Sibérie et le fleuve Amour.
Sibérie et le fleuve Amour
" Une heure plus tard : toujours rien. Combien de milliers de kilomètres ai-je survolés sans voir même un vestige humain ? Moi qui ai l’angoisse de la surpopulation planétaire, je ne puis que me réjouir d’un tel spectacle. Le paysage est d’une monotonie admirable ; ces collines perpétuellement dépeuplées sont la vision la plus réconfortante qui soit. Il y a de quoi retrouver sa foi en l’Apocalypse : comme la Terre se passe bien de nous ! Comme elle sera noble et calme quand nous aurons disparus ! Une heure plus tard : toujours rien. Je vais gagner mon pari. Si mes souvenirs scolaires sont exacts, le fleuve Amour devrait être dans le secteur.
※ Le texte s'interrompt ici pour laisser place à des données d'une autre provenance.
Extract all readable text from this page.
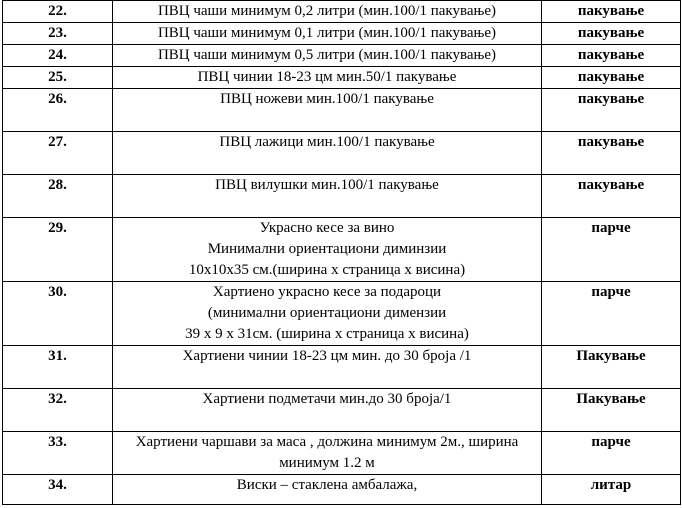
22.	ПВЦ чаши минимум 0,2 литри (мин.100/1 пакување)	пакување
23.	ПВЦ чаши минимум 0,1 литри (мин.100/1 пакување)	пакување
24.	ПВЦ чаши минимум 0,5 литри (мин.100/1 пакување)	пакување
25.	ПВЦ чинии 18-23 цм мин.50/1 пакување	пакување
26.	ПВЦ ножеви мин.100/1 пакување	пакување
27.	ПВЦ лажици мин.100/1 пакување	пакување
28.	ПВЦ вилушки мин.100/1 пакување	пакување
29.	Украсно кесе за вино
Минимални ориентациони диминзии
10x10x35 см.(ширина x страница x висина)	парче
30.	Хартиено украсно кесе за подароци
(минимални ориентациони димензии
39 x 9 x 31см. (ширина x страница x висина)	парче
31.	Хартиени чинии 18-23 цм мин. до 30 броја /1	Пакување
32.	Хартиени подметачи мин.до 30 броја/1	Пакување
33.	Хартиени чаршави за маса , должина минимум 2м., ширина
минимум 1.2 м	парче
34.	Виски – стаклена амбалажа,	литар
Tout ceci est plein de sens : l’Amour n’a pas choisi pour lit une région surpeuplée comme le Bangladesh ou la Belgique ; il a élu le territoire le moins fréquenté. L’Amour n’a pas choisi pour lit une zone chaude ou tempérée ; il se complaît où les glaces ont rendu la vie sinon impossible, au moins dure et pénible. Parmi les pays froids, il a opté pour le moins hospitalier, de sorte que sa neige reste vierge." Amélie Nothomb.